Isle of Me: un libro per vedere il lockdown attraverso gli occhi di beneficiari e operatori del progetto SIPROIMI del Comune di Valdagno, il sistema di accoglienza ed integrazione per titolari di protezione internazionale gestito dalla Cooperativa Sociale Studio Progetto. 

L’emergenza legata alla pandemia di Covid-19, in particolar modo quando è stata limitata la nostra libertà di spostamento, ha generato in tutti noi un senso di spaesamento. Stimolata dall’emergenza, l’equipe del progetto SIPROIMI valdagnese si è chiesta: cosa si prova ad essere in lockdown in uno stato che non è il proprio, di cui si stanno imparando lingua e costumi e dove la propria rete di relazioni sociali ed affettive è rarefatta, se non del tutto assente? E come è possibile dare una forma a tali pensieri ed emozioni?

Grazie alla collaborazione con l’artista Mattia Campo Dall’Orto, è stato ideato un laboratorio artistico che partendo da ritagli di vecchi libri, giornali e riviste ha invitato i partecipanti ad esprimersi attraverso tecniche quali il collage, l’associazione di immagini e parole e le cancellature di parte dei testi di partenza. Mattia Campo Dall’Orto ha poi riorganizzato il tutto in un’opera unitaria intitolato ISLE OF ME, la cui versione digitale è scaricabile gratuitamente.  

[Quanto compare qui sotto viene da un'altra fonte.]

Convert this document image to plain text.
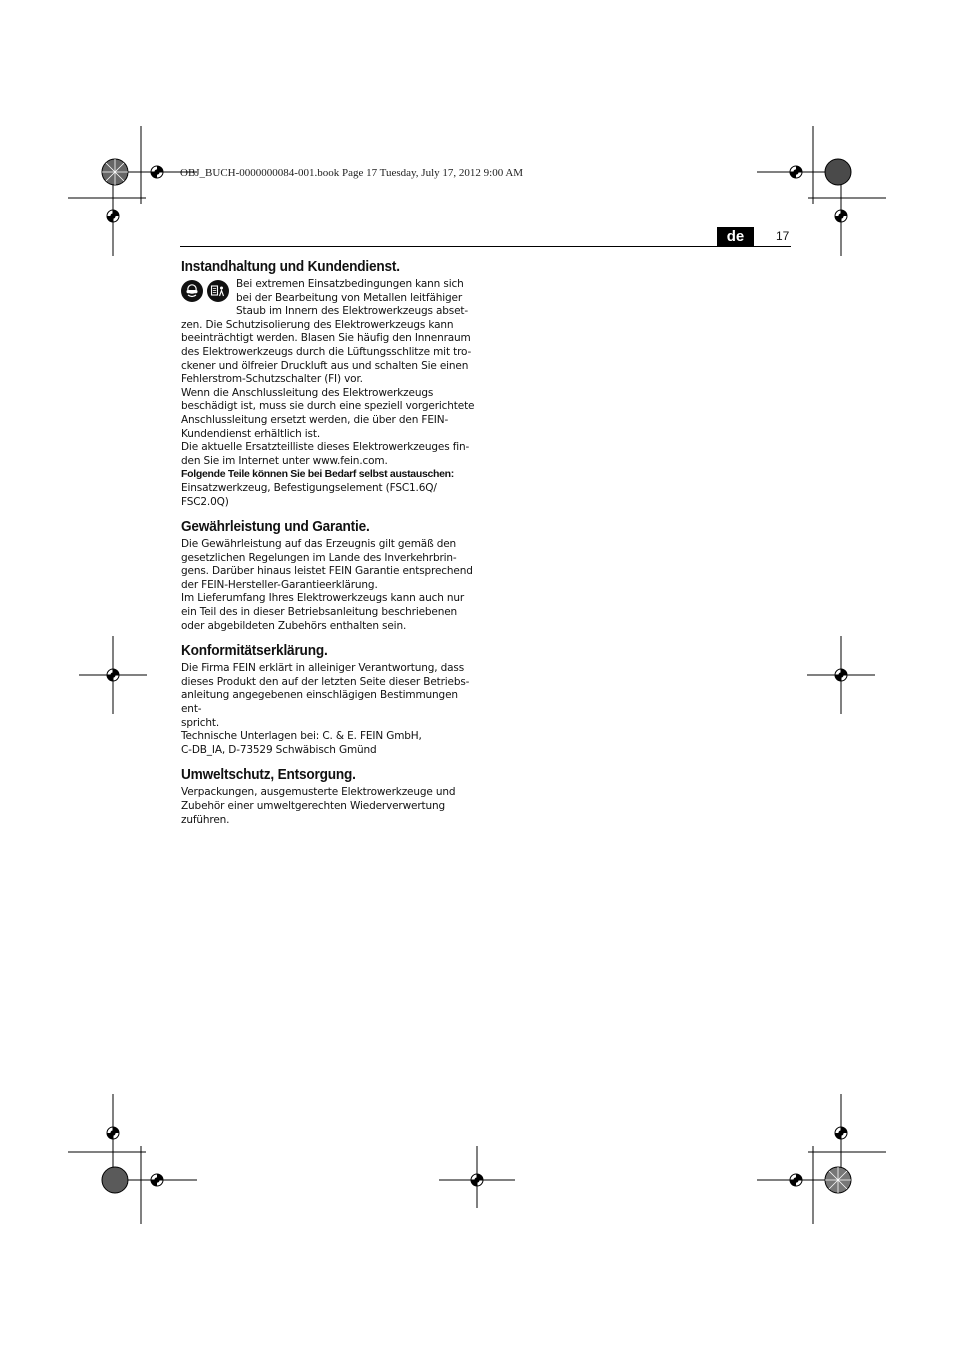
OBJ_BUCH-0000000084-001.book Page 17 Tuesday, July 17, 2012 9:00 AM
de	17
Instandhaltung und Kundendienst.

Bei extremen Einsatzbedingungen kann sich
bei der Bearbeitung von Metallen leitfähiger
Staub im Innern des Elektrowerkzeugs abset-

zen. Die Schutzisolierung des Elektrowerkzeugs kann
beeinträchtigt werden. Blasen Sie häufig den Innenraum
des Elektrowerkzeugs durch die Lüftungsschlitze mit tro-
ckener und ölfreier Druckluft aus und schalten Sie einen
Fehlerstrom-Schutzschalter (FI) vor.

Wenn die Anschlussleitung des Elektrowerkzeugs
beschädigt ist, muss sie durch eine speziell vorgerichtete
Anschlussleitung ersetzt werden, die über den FEIN-
Kundendienst erhältlich ist.

Die aktuelle Ersatzteilliste dieses Elektrowerkzeuges fin-
den Sie im Internet unter www.fein.com.

Folgende Teile können Sie bei Bedarf selbst austauschen:

Einsatzwerkzeug, Befestigungselement (FSC1.6Q/
FSC2.0Q)

Gewährleistung und Garantie.

Die Gewährleistung auf das Erzeugnis gilt gemäß den
gesetzlichen Regelungen im Lande des Inverkehrbrin-
gens. Darüber hinaus leistet FEIN Garantie entsprechend
der FEIN-Hersteller-Garantieerklärung.

Im Lieferumfang Ihres Elektrowerkzeugs kann auch nur
ein Teil des in dieser Betriebsanleitung beschriebenen
oder abgebildeten Zubehörs enthalten sein.

Konformitätserklärung.

Die Firma FEIN erklärt in alleiniger Verantwortung, dass
dieses Produkt den auf der letzten Seite dieser Betriebs-
anleitung angegebenen einschlägigen Bestimmungen ent-
spricht.

Technische Unterlagen bei: C. & E. FEIN GmbH,
C-DB_IA, D-73529 Schwäbisch Gmünd

Umweltschutz, Entsorgung.

Verpackungen, ausgemusterte Elektrowerkzeuge und
Zubehör einer umweltgerechten Wiederverwertung
zuführen.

“Questo volume – dichiara l’artista nell’introduzione dell’opera – è un’istantanea dei sentimenti, dei ricordi e propositi emersi durante il lockdown: un periodo nel quale il tempo si è dilatato in cerchi concentrici. ISLE OF ME è il punto di partenza per ascoltarsi e reagire ad un’esperienza inaspettata che per molti si aggiunge alle sfide dell’integrazione, dell’identità e del lavoro.

Sono stati quattordici i partecipanti al laboratorio artistico, provenienti da otto diversi paesi: Costa d’Avorio, Guinea, Italia, Mali, Nigeria, Senegal, Sierra Leone, Somalia.
Quasi tutti con un età compresa tra i venti e trent’anni, si segnala la presenza di un piccolo artista in erba di tre anni.